Kingdom Phylum Class Order Family
Animalia Chordata Chondrichthyes Lamniformes Cetorhinidae

Scientific Name: Cetorhinus maximus (Gunnerus, 1765)
Infra-specific Taxa Assessed:
Regional Assessments:
Common Name(s):
English Basking Shark
French Pelerin
Spanish Peregrino
Squalus maximus Gunnerus, 1765

Assessment Information [top]

Red List Category & Criteria: Vulnerable A2ad+3d ver 3.1
Year Published: 2009
Date Assessed: 2005-10-01
Needs updating
Assessor(s): Fowler, S.L.
Reviewer(s): Musick, J.A. & Cavanagh, R.D. (Shark Red List Authority)
This assessment is based on the information published in the 2005 shark status survey (Fowler et al. 2005).

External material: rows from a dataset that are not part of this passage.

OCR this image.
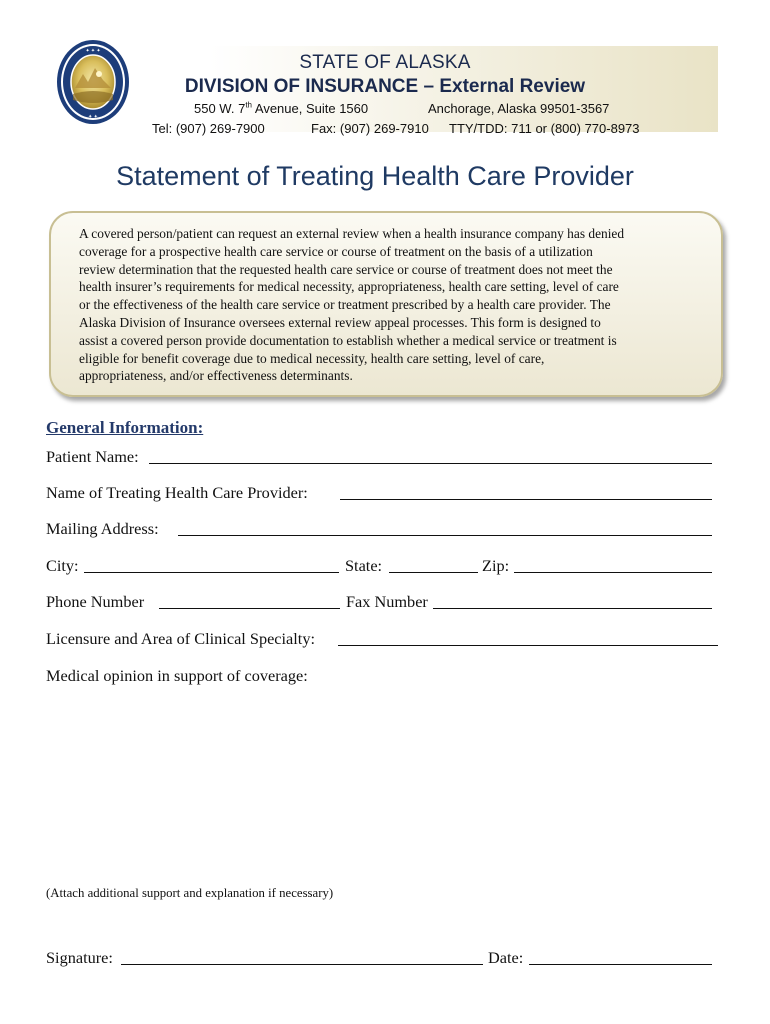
✦ ✦ ✦
✦ ✦
STATE OF ALASKA
DIVISION OF INSURANCE – External Review
550 W. 7th Avenue, Suite 1560	Anchorage, Alaska 99501-3567
Tel: (907) 269-7900	Fax: (907) 269-7910 TTY/TDD: 711 or (800) 770-8973
Statement of Treating Health Care Provider
A covered person/patient can request an external review when a health insurance company has denied
coverage for a prospective health care service or course of treatment on the basis of a utilization
review determination that the requested health care service or course of treatment does not meet the
health insurer’s requirements for medical necessity, appropriateness, health care setting, level of care
or the effectiveness of the health care service or treatment prescribed by a health care provider. The
Alaska Division of Insurance oversees external review appeal processes. This form is designed to
assist a covered person provide documentation to establish whether a medical service or treatment is
eligible for benefit coverage due to medical necessity, health care setting, level of care,
appropriateness, and/or effectiveness determinants.
General Information:
Patient Name:
Name of Treating Health Care Provider:
Mailing Address:
City:	State:	Zip:
Phone Number	Fax Number
Licensure and Area of Clinical Specialty:
Medical opinion in support of coverage:
(Attach additional support and explanation if necessary)
Signature:	Date:
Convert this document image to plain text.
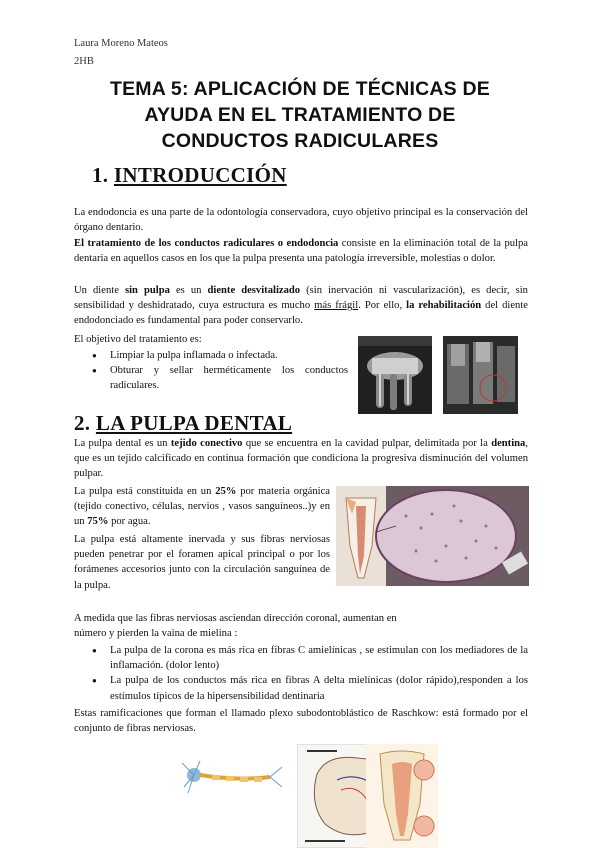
Laura Moreno Mateos
2HB
TEMA 5: APLICACIÓN DE TÉCNICAS DE
AYUDA EN EL TRATAMIENTO DE
CONDUCTOS RADICULARES
1. INTRODUCCIÓN

La endodoncia es una parte de la odontología conservadora, cuyo objetivo principal es la conservación del órgano dentario.

El tratamiento de los conductos radiculares o endodoncia consiste en la eliminación total de la pulpa dentaria en aquellos casos en los que la pulpa presenta una patología irreversible, molestias o dolor.

Un diente sin pulpa es un diente desvitalizado (sin inervación ni vascularización), es decir, sin sensibilidad y deshidratado, cuya estructura es mucho más frágil. Por ello, la rehabilitación del diente endodonciado es fundamental para poder conservarlo.

El objetivo del tratamiento es:

● Limpiar la pulpa inflamada o infectada.
● Obturar y sellar herméticamente los conductos radiculares.
2. LA PULPA DENTAL

La pulpa dental es un tejido conectivo que se encuentra en la cavidad pulpar, delimitada por la dentina, que es un tejido calcificado en continua formación que condiciona la progresiva disminución del volumen pulpar.

La pulpa está constituida en un 25% por materia orgánica (tejido conectivo, células, nervios , vasos sanguíneos..)y en un 75% por agua.

La pulpa está altamente inervada y sus fibras nerviosas pueden penetrar por el foramen apical principal o por los forámenes accesorios junto con la circulación sanguínea de la pulpa.

A medida que las fibras nerviosas asciendan dirección coronal, aumentan en
número y pierden la vaina de mielina :

● La pulpa de la corona es más rica en fibras C amielínicas , se estimulan con los mediadores de la inflamación. (dolor lento)
● La pulpa de los conductos más rica en fibras A delta mielínicas (dolor rápido),responden a los estímulos típicos de la hipersensibilidad dentinaria

Estas ramificaciones que forman el llamado plexo subodontoblástico de Raschkow: está formado por el conjunto de fibras nerviosas.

The Basking Shark (Cetorhinus maximus) is a very large, filter-feeding cold-water pelagic species that is migratory and widely distributed, but only regularly seen in a few favoured coastal locations and probably never abundant. Most documented fisheries have been characterised by marked, long lasting declines in landings after the removal of hundreds to low thousands of individuals. Its fins are among the most valuable in international trade. Basking Sharks are legally protected in some territorial waters and listed in CITES Appendix II. Compagno (1984a) considers the species "to be extremely vulnerable to overfishing, perhaps more so than most sharks, ...ascribed to its slow growth rate, lengthy maturation time, long gestation period, probably low fecundity and probable small size of existing populations (belied by the immense size of individuals in their small schools)".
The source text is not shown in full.